The Royal Norwegian Embassy in Manila, in cooperation with UNICEF, supported “Back to School” programme to provide essential supplies for learning to schoolchildren in Marawi affected by the Marawi conflict.
Marawi conflict also known as the Marawi siege was a five-month-long armed conflict between Philippines government and militants associated with the Islamic State of Iraq and the Levant. The conflict started on 23 May 2017 and ended five months later. It was considered as the Philippines’ longest urban battle in the modern history.
More than a thousand dead, 359,000 displaced and over 179,000 schoolchildren were affected because of the closure of schools during the crisis.

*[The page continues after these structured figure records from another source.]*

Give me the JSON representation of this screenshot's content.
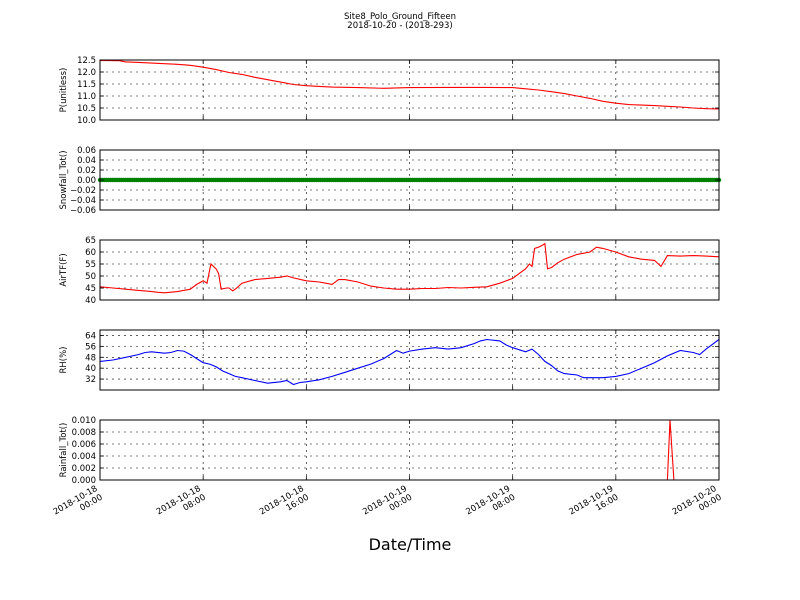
{
  "figure": {
    "title": "Site8_Polo_Ground_Fifteen",
    "subtitle": "2018-10-20 - (2018-293)",
    "xlabel": "Date/Time"
  },
  "chart_data": [
    {
      "type": "line",
      "ylabel": "P(unitless)",
      "ylim": [
        10.0,
        12.5
      ],
      "yticks": [
        "10.0",
        "10.5",
        "11.0",
        "11.5",
        "12.0",
        "12.5"
      ],
      "xlim": [
        0,
        48
      ],
      "x_ticks": [
        "2018-10-18 00:00",
        "2018-10-18 08:00",
        "2018-10-18 16:00",
        "2018-10-19 00:00",
        "2018-10-19 08:00",
        "2018-10-19 16:00",
        "2018-10-20 00:00"
      ],
      "grid": true,
      "series": [
        {
          "color": "#ff0000",
          "points": [
            [
              0,
              12.48
            ],
            [
              1.5,
              12.47
            ],
            [
              2,
              12.42
            ],
            [
              3,
              12.4
            ],
            [
              4,
              12.37
            ],
            [
              6,
              12.32
            ],
            [
              7,
              12.28
            ],
            [
              8,
              12.2
            ],
            [
              9,
              12.1
            ],
            [
              10,
              11.98
            ],
            [
              11,
              11.9
            ],
            [
              12,
              11.78
            ],
            [
              13,
              11.68
            ],
            [
              14,
              11.58
            ],
            [
              15,
              11.48
            ],
            [
              16,
              11.43
            ],
            [
              17,
              11.4
            ],
            [
              18,
              11.37
            ],
            [
              20,
              11.35
            ],
            [
              22,
              11.32
            ],
            [
              24,
              11.35
            ],
            [
              27,
              11.36
            ],
            [
              30,
              11.36
            ],
            [
              32,
              11.35
            ],
            [
              33,
              11.3
            ],
            [
              34,
              11.25
            ],
            [
              35,
              11.18
            ],
            [
              36,
              11.1
            ],
            [
              37,
              11.0
            ],
            [
              38,
              10.9
            ],
            [
              39,
              10.78
            ],
            [
              40,
              10.7
            ],
            [
              41,
              10.64
            ],
            [
              42,
              10.62
            ],
            [
              43,
              10.6
            ],
            [
              44,
              10.57
            ],
            [
              45,
              10.54
            ],
            [
              46,
              10.5
            ],
            [
              47,
              10.47
            ],
            [
              48,
              10.46
            ]
          ]
        }
      ]
    },
    {
      "type": "scatter",
      "ylabel": "Snowfall_Tot()",
      "ylim": [
        -0.06,
        0.06
      ],
      "yticks": [
        "−0.06",
        "−0.04",
        "−0.02",
        "0.00",
        "0.02",
        "0.04",
        "0.06"
      ],
      "xlim": [
        0,
        48
      ],
      "grid": true,
      "series": [
        {
          "color": "#008000",
          "constant": 0.0,
          "count": 290
        }
      ]
    },
    {
      "type": "line",
      "ylabel": "AirTF(F)",
      "ylim": [
        40,
        65
      ],
      "yticks": [
        "40",
        "45",
        "50",
        "55",
        "60",
        "65"
      ],
      "xlim": [
        0,
        48
      ],
      "grid": true,
      "series": [
        {
          "color": "#ff0000",
          "points": [
            [
              0,
              45.5
            ],
            [
              1,
              45
            ],
            [
              2,
              44.5
            ],
            [
              3,
              44
            ],
            [
              3.5,
              43.8
            ],
            [
              4,
              43.5
            ],
            [
              4.5,
              43.2
            ],
            [
              5,
              43
            ],
            [
              6,
              43.5
            ],
            [
              7,
              44.5
            ],
            [
              7.5,
              46.5
            ],
            [
              8,
              48
            ],
            [
              8.3,
              47
            ],
            [
              8.6,
              55
            ],
            [
              9,
              53
            ],
            [
              9.2,
              51
            ],
            [
              9.4,
              44.5
            ],
            [
              9.8,
              45
            ],
            [
              10,
              45
            ],
            [
              10.3,
              43.8
            ],
            [
              10.6,
              45
            ],
            [
              11,
              47
            ],
            [
              12,
              48.5
            ],
            [
              13,
              49
            ],
            [
              14,
              49.5
            ],
            [
              14.5,
              50
            ],
            [
              15,
              49.2
            ],
            [
              16,
              48
            ],
            [
              17,
              47.5
            ],
            [
              17.5,
              47
            ],
            [
              18,
              46.5
            ],
            [
              18.5,
              48.5
            ],
            [
              19,
              48.5
            ],
            [
              20,
              47.5
            ],
            [
              21,
              45.8
            ],
            [
              22,
              45
            ],
            [
              23,
              44.5
            ],
            [
              24,
              44.5
            ],
            [
              25,
              44.8
            ],
            [
              26,
              44.8
            ],
            [
              27,
              45.2
            ],
            [
              28,
              45
            ],
            [
              29,
              45.3
            ],
            [
              30,
              45.5
            ],
            [
              31,
              47
            ],
            [
              32,
              49
            ],
            [
              32.5,
              51
            ],
            [
              33,
              53
            ],
            [
              33.3,
              55
            ],
            [
              33.5,
              54
            ],
            [
              33.7,
              61.5
            ],
            [
              34,
              62
            ],
            [
              34.3,
              62.8
            ],
            [
              34.5,
              63.5
            ],
            [
              34.7,
              53
            ],
            [
              35,
              53.5
            ],
            [
              35.5,
              55.5
            ],
            [
              36,
              57
            ],
            [
              37,
              59
            ],
            [
              38,
              60
            ],
            [
              38.5,
              62
            ],
            [
              39,
              61.5
            ],
            [
              40,
              60
            ],
            [
              41,
              58
            ],
            [
              42,
              57
            ],
            [
              43,
              56.5
            ],
            [
              43.5,
              54
            ],
            [
              44,
              58.5
            ],
            [
              45,
              58.3
            ],
            [
              46,
              58.5
            ],
            [
              47,
              58.3
            ],
            [
              48,
              58
            ]
          ]
        }
      ]
    },
    {
      "type": "line",
      "ylabel": "RH(%)",
      "ylim": [
        24,
        68
      ],
      "yticks": [
        "32",
        "40",
        "48",
        "56",
        "64"
      ],
      "xlim": [
        0,
        48
      ],
      "grid": true,
      "series": [
        {
          "color": "#0000ff",
          "points": [
            [
              0,
              45
            ],
            [
              1,
              46
            ],
            [
              2,
              48
            ],
            [
              3,
              50
            ],
            [
              3.5,
              51.5
            ],
            [
              4,
              52
            ],
            [
              5,
              51
            ],
            [
              5.5,
              51.5
            ],
            [
              6,
              53
            ],
            [
              6.5,
              52.5
            ],
            [
              7,
              50
            ],
            [
              7.5,
              47
            ],
            [
              8,
              44
            ],
            [
              8.5,
              43
            ],
            [
              9,
              41
            ],
            [
              9.5,
              38
            ],
            [
              10,
              36
            ],
            [
              10.5,
              34
            ],
            [
              11,
              33
            ],
            [
              12,
              31
            ],
            [
              13,
              29
            ],
            [
              14,
              30
            ],
            [
              14.5,
              31
            ],
            [
              15,
              28
            ],
            [
              15.5,
              29.5
            ],
            [
              16,
              30
            ],
            [
              17,
              31.5
            ],
            [
              18,
              34
            ],
            [
              19,
              37
            ],
            [
              20,
              40
            ],
            [
              21,
              43
            ],
            [
              22,
              47
            ],
            [
              22.5,
              50
            ],
            [
              23,
              53
            ],
            [
              23.5,
              51
            ],
            [
              24,
              52.5
            ],
            [
              25,
              54
            ],
            [
              26,
              55
            ],
            [
              27,
              54
            ],
            [
              28,
              55
            ],
            [
              29,
              58
            ],
            [
              29.5,
              60
            ],
            [
              30,
              61
            ],
            [
              31,
              60
            ],
            [
              31.5,
              57
            ],
            [
              32,
              55
            ],
            [
              33,
              52
            ],
            [
              33.5,
              54
            ],
            [
              34,
              50
            ],
            [
              34.5,
              45
            ],
            [
              35,
              42
            ],
            [
              35.5,
              38
            ],
            [
              36,
              36
            ],
            [
              37,
              35
            ],
            [
              37.5,
              33
            ],
            [
              38,
              33
            ],
            [
              39,
              33
            ],
            [
              40,
              34
            ],
            [
              41,
              36
            ],
            [
              42,
              40
            ],
            [
              43,
              44
            ],
            [
              44,
              49
            ],
            [
              45,
              53
            ],
            [
              46,
              51.5
            ],
            [
              46.5,
              50
            ],
            [
              47,
              54
            ],
            [
              48,
              61
            ],
            [
              48,
              63
            ]
          ]
        }
      ]
    },
    {
      "type": "line",
      "ylabel": "Rainfall_Tot()",
      "ylim": [
        0.0,
        0.01
      ],
      "yticks": [
        "0.000",
        "0.002",
        "0.004",
        "0.006",
        "0.008",
        "0.010"
      ],
      "xlim": [
        0,
        48
      ],
      "grid": true,
      "series": [
        {
          "color": "#ff0000",
          "points": [
            [
              0,
              0
            ],
            [
              44.0,
              0
            ],
            [
              44.2,
              0.01
            ],
            [
              44.5,
              0
            ],
            [
              48,
              0
            ]
          ]
        }
      ]
    }
  ]
}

Two years later, the schools were reopened but more than 100,000 children have not yet returned causing those children to lose their opportunities to study.
“These children need to go back to schools immediately,” said Bjørn Jahnsen, the Norwegian Ambassador to the Philippines.
“Norway supports UNICEF’s ‘Back to School’ programme to help children, and their families hurdle barriers so children can go back to school,” he added.
Norway and UNICEF also teamed up to assist in conducting a learner tracking system that can monitor schoolchildren’s locations so that the authorities involving in this programme can understand barriers and reasons that kept these children from going back to school.
Based on the Sustainable Development Goals (SDGs) framework, Norway’s development policy aimed to promote sustainable development, peace and justice particularly children’s rights to education by providing schooling for children and young people who have been forced to flee their homes or who live in areas of conflict.